Priority sector lending guidelines, in addition to branching norms, have been an important way in which policy-makers have embedded the social contract in the Indian banking system. These guidelines require 40% of net bank credit to be deployed in specific sectors including agriculture, MSME, and housing among others.
While there has been some dynamism to the sectors that are considered eligible, one glaring omission has been the absence of a regional lens. So, banks could be in full compliance with the requirements and yet leave entire parts of the country un-served. India’s top 10 districts account for more than 54% of all credit – Mumbai 22% and Delhi 13%. All of North-East India had a comparable amount of agriculture credit outstanding as Delhi. Bihar has a credit-to-GDP ratio of less than 20%.
While these skews are not entirely surprising given the underlying patterns of growth, the concern is that several districts of the country may be growth constrained precisely due to low levels of credit availability. In this context, the RBI announcement on August 6 that an incentive framework would be put in place to address regional disparities is extremely significant.
As details are awaited on the framework, we propose some design elements that may be considered. The overall guiding principle must be to encourage banks to build specialised under-writing capabilities: with respect to both sectors and regions. So, if a small finance bank is able to successfully develop models of farm lending in Bihar, that must be valued differently than say, lending to sugar cooperatives in Maharashtra which have significant exposures from the banking system already. In all cases, the guidelines must reinforce the need for high-quality origination and fair pricing.
Three New Design Elements
One important recommendation is from the RBI Committee on Comprehensive Financial Services for Small Businesses and Low Income Households (2013) which first recommended publishing differential weights for different regions and sectors depending on the shortfall experienced by the region or sector with respect to financial depth – the ratio of formal credit to the region or sector, to its GDP.
Accordingly, a benchmark credit-GDP target of 50% is assigned to significant sectors of the economy. Against this target, a relative shortfall in achievement is arrived at. A sector having a 20% credit-GDP would have a relative shortfall of 30% and hence, a sector weight as 1.30. Similarly, regional weights can be arrived at. A combined Region-Sector-Customer Segment Matrix of weights can be constructed to reflect combined relative shortfalls to the threshold and published by RBI periodically. This can serve to guide PSL strategies of banks.
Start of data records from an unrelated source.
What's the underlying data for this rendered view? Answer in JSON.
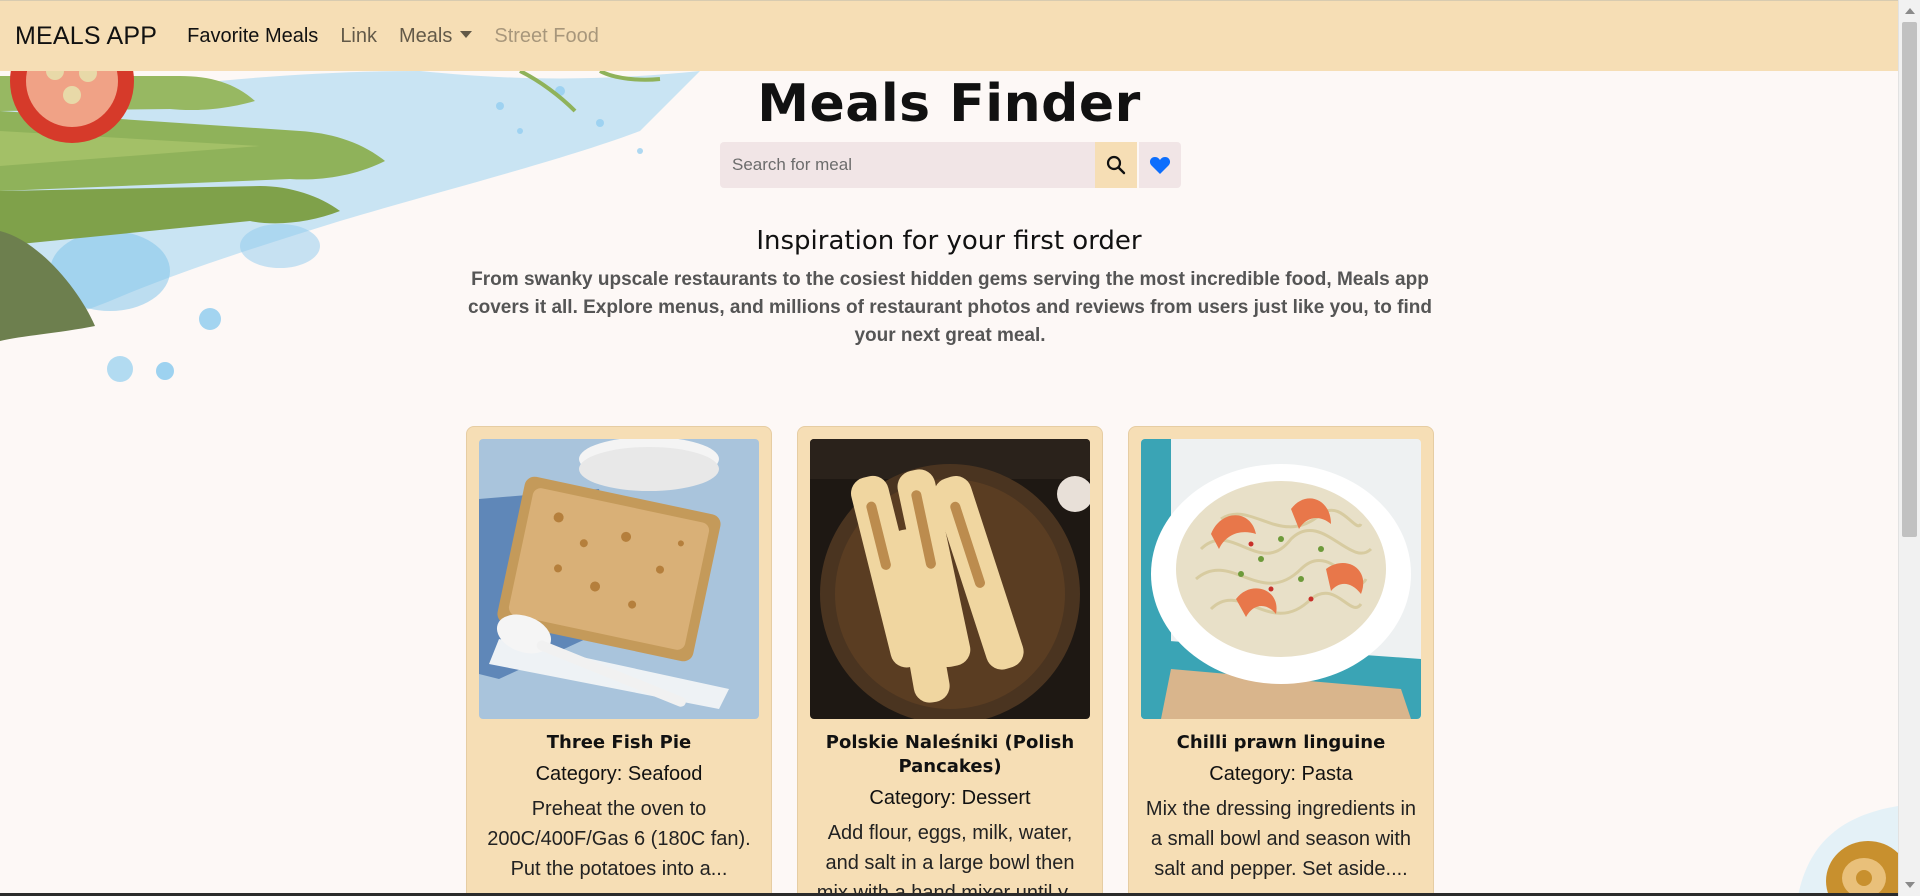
{
  "navbar": {
    "brand": "MEALS APP",
    "links": [
      "Favorite Meals",
      "Link",
      "Meals",
      "Street Food"
    ]
  },
  "hero": {
    "title": "Meals Finder",
    "search_placeholder": "Search for meal"
  },
  "intro": {
    "heading": "Inspiration for your first order",
    "text": "From swanky upscale restaurants to the cosiest hidden gems serving the most incredible food, Meals app covers it all. Explore menus, and millions of restaurant photos and reviews from users just like you, to find your next great meal."
  },
  "cards": [
    {
      "title": "Three Fish Pie",
      "category": "Category: Seafood",
      "description": "Preheat the oven to 200C/400F/Gas 6 (180C fan). Put the potatoes into a..."
    },
    {
      "title": "Polskie Naleśniki (Polish Pancakes)",
      "category": "Category: Dessert",
      "description": "Add flour, eggs, milk, water, and salt in a large bowl then mix with a hand mixer until y..."
    },
    {
      "title": "Chilli prawn linguine",
      "category": "Category: Pasta",
      "description": "Mix the dressing ingredients in a small bowl and season with salt and pepper. Set aside...."
    }
  ],
  "colors": {
    "navbar": "#f6deb5",
    "card": "#f6deb5",
    "background": "#fdf8f6",
    "heart": "#0d6efd"
  }
}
Secondly, there must be a dynamic approach to regional and sectoral weights so that it captures the changes in the economic landscape. This requires good time-series data of district and sectoral GDP and periodic estimation of growth elasticities. In the short-term, a simplified district-sector-weighting mechanism is a good starting point but must be refined over time. RBI can consider building start-of-the-art capabilities that allow it to have a much more sensitive ‘finger on the pulse’ of state- and district-level economies. While RBI is taking steps to enhance credit monitoring of all banks, prioritising this will enable it to have a complete and dynamic picture of incremental credit flows and how it maps against regional and sectoral capacities to absorb credit depending on economic and other development-related parameters.
Finally, care must be taken to ensure that the mechanism does not penalise banks for lending to ‘easy’ districts and sectors. For a credit-starved economy like ours, this would be an error. PSL has for too long been equated to own origination by banks alone. A markets approach here is long overdue given the changing nature of Indian banks and differentiated licenses.
Banks must be free to lend to those sectors and geographies where they have an advantage and ‘sell’ their excess PSL to other banks to cover their deficit, and vice versa.
RBI has made progress on several of these fronts, particularly PSL certificates, co-origination with NBFCs, and the new draft frameworks for sale of loans and securitisation transactions. Some frictions remain. Co-origination partnerships rely on NBFCs’ underwriting and servicing capabilities for building loan books for banks. Price caps applicable on securitised PSL loans discourage NBFCs and banks from participating in securitisation markets of PSL loans. Such price caps are not applicable to bank-originated PSL loans and must be removed.
Reforms to PSL can have tremendous impact both on regional/sectoral development as well as improving the quality of bank assets and balance sheets. RBI’s announcement holds tremendous promise in this regard.
Deepti George is Head of Policy, and Bindu Ananth is Chair, at Dvara Research.
The views expressed here are those of the authors and do not necessarily represent the views of BloombergQuint or its editorial team.